Investitionen
Konjunkturpaket – Geld, wofür es nie Geld gab
Nach dem Treffen zwischen Bund und Ländern nimmt das nächste Konjunkturpaket konkretere Formen an. Bis zu 40 Milliarden Euro für Investitionen in Verkehrswege, schnelle Internetverbindungen und Schulen sind im Gespräch. Finanziert werden sollen bewusst Maßnahmen, für die es bislang keine Mittel gab.
Kanzleramtschef Thomas de Maizière hat am Dienstag mit den Chefs der Staatskanzleien aller Bundesländer über weitere Staatsinvestitionen verhandelt. Die Runde im Berliner Kanzleramt will nun bis Anfang Januar Projekte aussuchen, die schnell in Gang kommen und die Wirtschaft zügig ankurbeln können.
Im Gespräch sind bis zu 40 Milliarden Euro für Investitionen in Verkehrswege, schnelle Internetverbindungen, Energieeffizienz sowie Schulen und Universitäten. Zudem prüft die Regierung, die Beiträge zur gesetzlichen Krankenversicherung mit einem Steuerzuschuss in Milliardenhöhe um einen Prozentpunkt auf 14,5 Prozent zu senken. Die CSU möchte außerdem die Einkommensteuer senken.
Die Koalitionsspitzen verhandeln am 5. Januar im Kanzleramt über die Vorschläge.

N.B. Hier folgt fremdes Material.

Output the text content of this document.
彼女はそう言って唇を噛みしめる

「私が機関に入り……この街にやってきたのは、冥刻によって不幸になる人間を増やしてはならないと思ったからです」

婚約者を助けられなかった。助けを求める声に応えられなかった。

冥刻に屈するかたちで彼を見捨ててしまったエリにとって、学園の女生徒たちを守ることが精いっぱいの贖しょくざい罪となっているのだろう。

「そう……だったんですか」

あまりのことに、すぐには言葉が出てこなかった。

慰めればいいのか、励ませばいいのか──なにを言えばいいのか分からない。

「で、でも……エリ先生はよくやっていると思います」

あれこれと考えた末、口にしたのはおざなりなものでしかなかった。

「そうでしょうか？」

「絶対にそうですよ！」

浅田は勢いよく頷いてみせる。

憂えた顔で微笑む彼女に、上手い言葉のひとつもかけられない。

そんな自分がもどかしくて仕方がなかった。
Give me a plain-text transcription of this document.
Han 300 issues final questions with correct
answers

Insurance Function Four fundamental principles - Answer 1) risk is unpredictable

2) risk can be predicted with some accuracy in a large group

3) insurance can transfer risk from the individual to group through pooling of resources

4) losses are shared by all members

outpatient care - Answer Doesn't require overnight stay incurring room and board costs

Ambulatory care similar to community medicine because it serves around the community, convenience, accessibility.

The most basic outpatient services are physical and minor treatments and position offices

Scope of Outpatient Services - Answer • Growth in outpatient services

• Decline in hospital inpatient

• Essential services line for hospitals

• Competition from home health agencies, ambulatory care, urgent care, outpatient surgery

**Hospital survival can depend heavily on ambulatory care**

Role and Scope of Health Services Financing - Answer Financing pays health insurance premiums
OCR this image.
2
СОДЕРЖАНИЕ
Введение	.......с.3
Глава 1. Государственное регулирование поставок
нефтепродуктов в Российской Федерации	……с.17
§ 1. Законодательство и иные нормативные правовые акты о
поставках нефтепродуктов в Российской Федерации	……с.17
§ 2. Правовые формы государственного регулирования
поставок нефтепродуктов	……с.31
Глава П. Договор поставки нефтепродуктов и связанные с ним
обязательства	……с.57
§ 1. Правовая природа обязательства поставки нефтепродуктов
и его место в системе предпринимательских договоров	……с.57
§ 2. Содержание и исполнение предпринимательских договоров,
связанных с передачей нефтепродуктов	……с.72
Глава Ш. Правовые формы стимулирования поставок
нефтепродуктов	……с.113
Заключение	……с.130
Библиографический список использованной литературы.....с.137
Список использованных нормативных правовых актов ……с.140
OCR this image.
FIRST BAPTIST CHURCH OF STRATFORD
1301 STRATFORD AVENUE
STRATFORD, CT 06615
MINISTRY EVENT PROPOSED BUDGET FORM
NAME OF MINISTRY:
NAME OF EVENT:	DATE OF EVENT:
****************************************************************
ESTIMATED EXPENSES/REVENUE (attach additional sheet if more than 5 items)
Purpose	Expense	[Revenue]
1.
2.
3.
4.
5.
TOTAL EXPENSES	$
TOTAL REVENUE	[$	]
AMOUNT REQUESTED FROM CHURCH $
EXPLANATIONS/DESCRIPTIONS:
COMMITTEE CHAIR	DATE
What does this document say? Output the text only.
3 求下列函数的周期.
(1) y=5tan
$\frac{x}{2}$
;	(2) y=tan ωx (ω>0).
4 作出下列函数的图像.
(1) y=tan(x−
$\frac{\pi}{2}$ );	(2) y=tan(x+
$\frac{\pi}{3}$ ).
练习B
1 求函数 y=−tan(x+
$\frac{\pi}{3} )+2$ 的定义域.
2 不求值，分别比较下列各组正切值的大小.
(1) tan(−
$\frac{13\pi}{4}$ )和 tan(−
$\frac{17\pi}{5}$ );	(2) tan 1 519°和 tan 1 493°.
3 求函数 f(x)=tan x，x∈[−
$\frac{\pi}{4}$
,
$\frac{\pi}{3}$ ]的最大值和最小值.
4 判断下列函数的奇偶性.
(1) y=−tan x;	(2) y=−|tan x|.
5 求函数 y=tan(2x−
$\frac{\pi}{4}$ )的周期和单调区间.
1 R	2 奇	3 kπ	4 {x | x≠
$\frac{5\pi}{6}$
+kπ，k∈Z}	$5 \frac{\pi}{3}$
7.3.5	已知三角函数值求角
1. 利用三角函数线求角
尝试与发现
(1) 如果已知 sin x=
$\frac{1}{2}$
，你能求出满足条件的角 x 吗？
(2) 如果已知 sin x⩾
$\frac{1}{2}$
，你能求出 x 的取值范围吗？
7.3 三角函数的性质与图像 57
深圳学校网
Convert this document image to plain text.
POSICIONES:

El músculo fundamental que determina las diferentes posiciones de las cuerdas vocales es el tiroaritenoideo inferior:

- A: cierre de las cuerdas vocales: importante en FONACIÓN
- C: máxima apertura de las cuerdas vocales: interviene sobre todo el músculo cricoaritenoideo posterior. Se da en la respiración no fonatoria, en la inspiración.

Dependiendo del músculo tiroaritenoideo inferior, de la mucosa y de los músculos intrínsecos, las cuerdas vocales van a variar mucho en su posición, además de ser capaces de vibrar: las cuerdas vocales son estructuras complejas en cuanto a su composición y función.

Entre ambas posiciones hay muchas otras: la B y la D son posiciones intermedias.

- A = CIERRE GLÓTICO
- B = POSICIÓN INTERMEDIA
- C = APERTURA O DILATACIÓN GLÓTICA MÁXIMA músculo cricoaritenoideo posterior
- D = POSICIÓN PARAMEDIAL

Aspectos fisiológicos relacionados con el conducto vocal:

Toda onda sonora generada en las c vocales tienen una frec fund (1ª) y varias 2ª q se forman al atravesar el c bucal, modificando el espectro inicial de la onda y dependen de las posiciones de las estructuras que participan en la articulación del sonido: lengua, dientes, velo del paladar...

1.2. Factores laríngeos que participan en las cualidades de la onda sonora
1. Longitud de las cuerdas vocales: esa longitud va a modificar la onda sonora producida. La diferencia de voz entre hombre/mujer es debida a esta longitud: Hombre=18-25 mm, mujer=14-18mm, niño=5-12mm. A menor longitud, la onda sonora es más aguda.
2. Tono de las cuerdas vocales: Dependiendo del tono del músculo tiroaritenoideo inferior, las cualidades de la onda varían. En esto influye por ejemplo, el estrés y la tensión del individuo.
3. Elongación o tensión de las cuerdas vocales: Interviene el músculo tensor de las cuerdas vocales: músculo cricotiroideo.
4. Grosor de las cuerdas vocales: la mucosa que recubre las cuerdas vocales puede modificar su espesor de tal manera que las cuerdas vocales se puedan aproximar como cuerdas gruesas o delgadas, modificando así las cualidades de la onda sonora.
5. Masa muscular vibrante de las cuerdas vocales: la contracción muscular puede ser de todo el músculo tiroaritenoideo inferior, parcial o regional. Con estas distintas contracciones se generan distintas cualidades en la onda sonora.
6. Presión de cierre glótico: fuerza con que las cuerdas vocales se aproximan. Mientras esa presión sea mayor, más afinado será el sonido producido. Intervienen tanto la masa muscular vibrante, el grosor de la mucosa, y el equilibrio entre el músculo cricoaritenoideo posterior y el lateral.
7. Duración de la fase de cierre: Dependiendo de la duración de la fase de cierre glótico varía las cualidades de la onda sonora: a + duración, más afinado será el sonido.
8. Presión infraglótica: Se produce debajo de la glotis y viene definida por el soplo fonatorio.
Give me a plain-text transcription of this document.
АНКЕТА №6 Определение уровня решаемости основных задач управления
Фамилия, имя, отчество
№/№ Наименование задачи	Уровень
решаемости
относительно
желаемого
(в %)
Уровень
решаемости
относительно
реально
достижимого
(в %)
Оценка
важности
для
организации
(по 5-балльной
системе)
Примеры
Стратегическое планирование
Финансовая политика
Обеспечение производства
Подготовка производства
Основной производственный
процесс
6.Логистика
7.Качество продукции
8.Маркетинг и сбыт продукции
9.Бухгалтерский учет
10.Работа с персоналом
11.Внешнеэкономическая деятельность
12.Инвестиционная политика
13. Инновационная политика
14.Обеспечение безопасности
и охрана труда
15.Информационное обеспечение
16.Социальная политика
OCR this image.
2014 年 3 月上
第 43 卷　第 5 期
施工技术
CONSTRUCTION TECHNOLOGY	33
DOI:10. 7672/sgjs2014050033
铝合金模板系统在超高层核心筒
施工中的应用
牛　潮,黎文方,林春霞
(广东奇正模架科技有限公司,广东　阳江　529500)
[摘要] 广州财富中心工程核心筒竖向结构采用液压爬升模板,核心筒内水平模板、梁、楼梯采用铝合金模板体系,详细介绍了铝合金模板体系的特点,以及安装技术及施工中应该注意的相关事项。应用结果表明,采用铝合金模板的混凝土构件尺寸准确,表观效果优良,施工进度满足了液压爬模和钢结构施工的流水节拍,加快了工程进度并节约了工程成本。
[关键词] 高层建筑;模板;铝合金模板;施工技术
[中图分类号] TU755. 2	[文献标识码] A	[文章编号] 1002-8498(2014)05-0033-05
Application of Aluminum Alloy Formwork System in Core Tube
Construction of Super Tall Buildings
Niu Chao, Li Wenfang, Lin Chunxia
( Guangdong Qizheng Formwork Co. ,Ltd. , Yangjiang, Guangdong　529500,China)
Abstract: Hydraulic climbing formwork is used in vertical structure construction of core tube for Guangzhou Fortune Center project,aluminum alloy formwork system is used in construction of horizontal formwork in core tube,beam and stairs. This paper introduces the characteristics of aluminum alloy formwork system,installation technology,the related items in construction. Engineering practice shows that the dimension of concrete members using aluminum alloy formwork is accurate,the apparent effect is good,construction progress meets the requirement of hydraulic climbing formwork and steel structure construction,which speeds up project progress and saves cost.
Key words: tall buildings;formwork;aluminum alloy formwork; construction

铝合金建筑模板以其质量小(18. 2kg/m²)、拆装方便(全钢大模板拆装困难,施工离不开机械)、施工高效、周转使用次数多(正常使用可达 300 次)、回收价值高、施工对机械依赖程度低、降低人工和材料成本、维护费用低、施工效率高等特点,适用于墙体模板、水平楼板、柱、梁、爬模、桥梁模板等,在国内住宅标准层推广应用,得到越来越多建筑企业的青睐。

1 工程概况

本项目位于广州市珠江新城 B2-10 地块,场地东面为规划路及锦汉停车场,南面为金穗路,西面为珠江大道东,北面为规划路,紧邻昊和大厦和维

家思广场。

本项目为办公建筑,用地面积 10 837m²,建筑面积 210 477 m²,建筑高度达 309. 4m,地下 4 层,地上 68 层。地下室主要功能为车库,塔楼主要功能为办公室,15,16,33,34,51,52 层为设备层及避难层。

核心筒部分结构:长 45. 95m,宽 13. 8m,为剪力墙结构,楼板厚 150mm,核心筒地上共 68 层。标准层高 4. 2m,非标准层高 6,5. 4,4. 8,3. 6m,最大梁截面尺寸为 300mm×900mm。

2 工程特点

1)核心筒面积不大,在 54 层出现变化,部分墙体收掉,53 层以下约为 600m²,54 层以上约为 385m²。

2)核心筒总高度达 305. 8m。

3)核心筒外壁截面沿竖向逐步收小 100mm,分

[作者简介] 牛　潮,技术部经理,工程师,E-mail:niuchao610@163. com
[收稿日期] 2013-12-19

Tags zuvor stimmen sich die Unionsparteien untereinander ab.
Bundesminister de Maizière erklärte, zentraler Maßstab sei, dass die Vorhaben umsetzungsreif seien. Wichtig sei auch eine schnelle, zielgenaue und nachhaltige Wirksamkeit für Bund, Länder und Gemeinden. "Dabei geht es darum, dass Deutschland durch die Modernisierung seiner Infrastruktur gestärkt wird."
Für die Länder sagte der saarländische Staatskanzleichef Karl Rauber, es sollten ganz bewusst zusätzliche Maßnahmen finanziert werden, für die bislang keine Haushaltsmittel zur Verfügung standen. Bis Anfang Januar wollen die Länder nun Bereiche nennen, in die zusätzliche Investitionen fließen können.
Bildungsministerin Annette Schavan hat bereits angekündigt, dass die Modernisierung von Schulen und Hochschulen ein zentraler Bestandteil des Konjunkturpakets sein wird. Nach ihren Worten gibt der Bund im kommenden Jahr 7,5 Milliarden Euro: Drei Milliarden für Hochschulen und 4,5 Milliarden für Schulen.
Der Deutsche Gewerkschaftsbund ermahnte die Bundesregierung zu mehr Tempo bei der Bekämpfung der Finanz- und Wirtschaftskrise. "Je schneller und tiefgreifender gegengesteuert wird, desto flacher kann die Krise ausfallen", sagte DGB-Chef Michael Sommer der Nachrichtenagentur AP. Nichts hielt er davon, vor weiteren Maßnahmen erst einmal Vorschläge des künftigen amerikanischen Präsidenten Barack Obama abzuwarten: "Vielmehr müssen wir hier doch mal unseren eigenen Obama machen. Change can happen."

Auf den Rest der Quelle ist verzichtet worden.